The football player has started a program that helps young people foster their love of reading through a service that comes right to their classrooms. The service, called Lit Buddies, is a literacy subscription box program. Lit Buddies is distributed through his Carr Cares Foundation, to classrooms in Baltimore and Dallas. Each individual box is designed to elevate the children’s reading skills and to encourage them to enjoy the exercise of reading. The boxes include two books each as well as items the entire family can enjoy like wristlets, water bottles, and tote bags.

“Early on, books were just an outlet for me,” Carr told ESSENCE. “Back in my early days I was a Bernstein Bears guy, I loved me some Clifford.”

“I was able to indulge and to kind of dive into the fantasy world, with fiction books and just different characters and, have an outlet from the daily rigors and stresses,” he continued.

Along with the books, Lit Buddies also provides children with notebooks and pencils inside the box.

Carr also visits schools regularly and tells the students that reading comprehension is an important asset in their lives in every career. His dedication is so sincere that he was nominated for the NFL’s Walter Payton Man of the Year Award in 2019.

“Before I go into schools, I just step back in time and just try to put myself in that moment, and just reflect back to my days as a child,” he said, adding that his goal is to “keep it simple for kids.”

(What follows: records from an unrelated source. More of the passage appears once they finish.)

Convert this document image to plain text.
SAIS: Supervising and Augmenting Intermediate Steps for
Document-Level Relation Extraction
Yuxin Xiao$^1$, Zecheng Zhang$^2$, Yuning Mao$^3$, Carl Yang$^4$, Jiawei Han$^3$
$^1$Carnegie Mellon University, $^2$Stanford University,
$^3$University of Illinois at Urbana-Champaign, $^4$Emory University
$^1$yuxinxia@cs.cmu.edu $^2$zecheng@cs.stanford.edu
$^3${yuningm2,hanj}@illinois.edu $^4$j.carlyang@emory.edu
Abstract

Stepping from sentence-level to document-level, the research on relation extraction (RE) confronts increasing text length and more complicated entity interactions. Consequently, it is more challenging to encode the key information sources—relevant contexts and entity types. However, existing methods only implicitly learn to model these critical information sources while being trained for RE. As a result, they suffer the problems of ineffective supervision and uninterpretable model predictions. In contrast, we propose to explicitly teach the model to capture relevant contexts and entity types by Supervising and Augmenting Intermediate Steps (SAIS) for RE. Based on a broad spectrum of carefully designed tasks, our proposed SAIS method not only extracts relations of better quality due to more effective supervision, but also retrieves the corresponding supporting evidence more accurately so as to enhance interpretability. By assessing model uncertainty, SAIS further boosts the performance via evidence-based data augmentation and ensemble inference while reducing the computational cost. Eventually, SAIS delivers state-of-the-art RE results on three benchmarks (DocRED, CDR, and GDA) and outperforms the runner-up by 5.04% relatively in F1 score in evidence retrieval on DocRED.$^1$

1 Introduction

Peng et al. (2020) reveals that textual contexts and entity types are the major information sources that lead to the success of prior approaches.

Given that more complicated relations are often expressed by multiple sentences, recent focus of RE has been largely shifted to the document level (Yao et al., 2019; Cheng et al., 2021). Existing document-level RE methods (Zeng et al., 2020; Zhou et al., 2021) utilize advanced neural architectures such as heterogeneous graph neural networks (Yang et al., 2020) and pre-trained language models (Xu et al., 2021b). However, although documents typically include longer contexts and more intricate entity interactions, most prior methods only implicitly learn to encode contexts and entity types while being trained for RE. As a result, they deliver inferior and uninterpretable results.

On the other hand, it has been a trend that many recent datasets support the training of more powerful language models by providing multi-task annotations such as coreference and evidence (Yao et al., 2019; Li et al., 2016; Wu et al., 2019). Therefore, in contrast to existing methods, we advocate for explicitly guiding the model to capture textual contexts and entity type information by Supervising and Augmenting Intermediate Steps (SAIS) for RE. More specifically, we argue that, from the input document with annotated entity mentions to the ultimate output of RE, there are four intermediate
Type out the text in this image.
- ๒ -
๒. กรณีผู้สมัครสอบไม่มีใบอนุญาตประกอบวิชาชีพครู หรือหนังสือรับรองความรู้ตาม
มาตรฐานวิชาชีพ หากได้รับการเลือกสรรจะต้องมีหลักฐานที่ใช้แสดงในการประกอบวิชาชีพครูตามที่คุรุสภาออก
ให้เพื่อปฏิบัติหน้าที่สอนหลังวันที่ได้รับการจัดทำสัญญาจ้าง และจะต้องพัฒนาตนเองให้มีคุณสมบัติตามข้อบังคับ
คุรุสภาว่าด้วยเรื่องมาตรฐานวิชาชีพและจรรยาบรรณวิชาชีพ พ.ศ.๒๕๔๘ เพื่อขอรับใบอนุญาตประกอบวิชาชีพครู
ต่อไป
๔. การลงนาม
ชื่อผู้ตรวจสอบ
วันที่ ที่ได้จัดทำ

“Everybody wants to be an athlete. I’m like, ‘OK. You want to be an athlete? Can you understand the information presented before you when you get this big contract or [if] you’re going for this big endorsement? When you got all these people coming at you for services and money?’ So I think that that makes [reading] important to you,” Carr explained. “If that’s your big dream, your big goal, then that’s why it’s important. So you won’t get taken advantage of and you can control your own destiny.”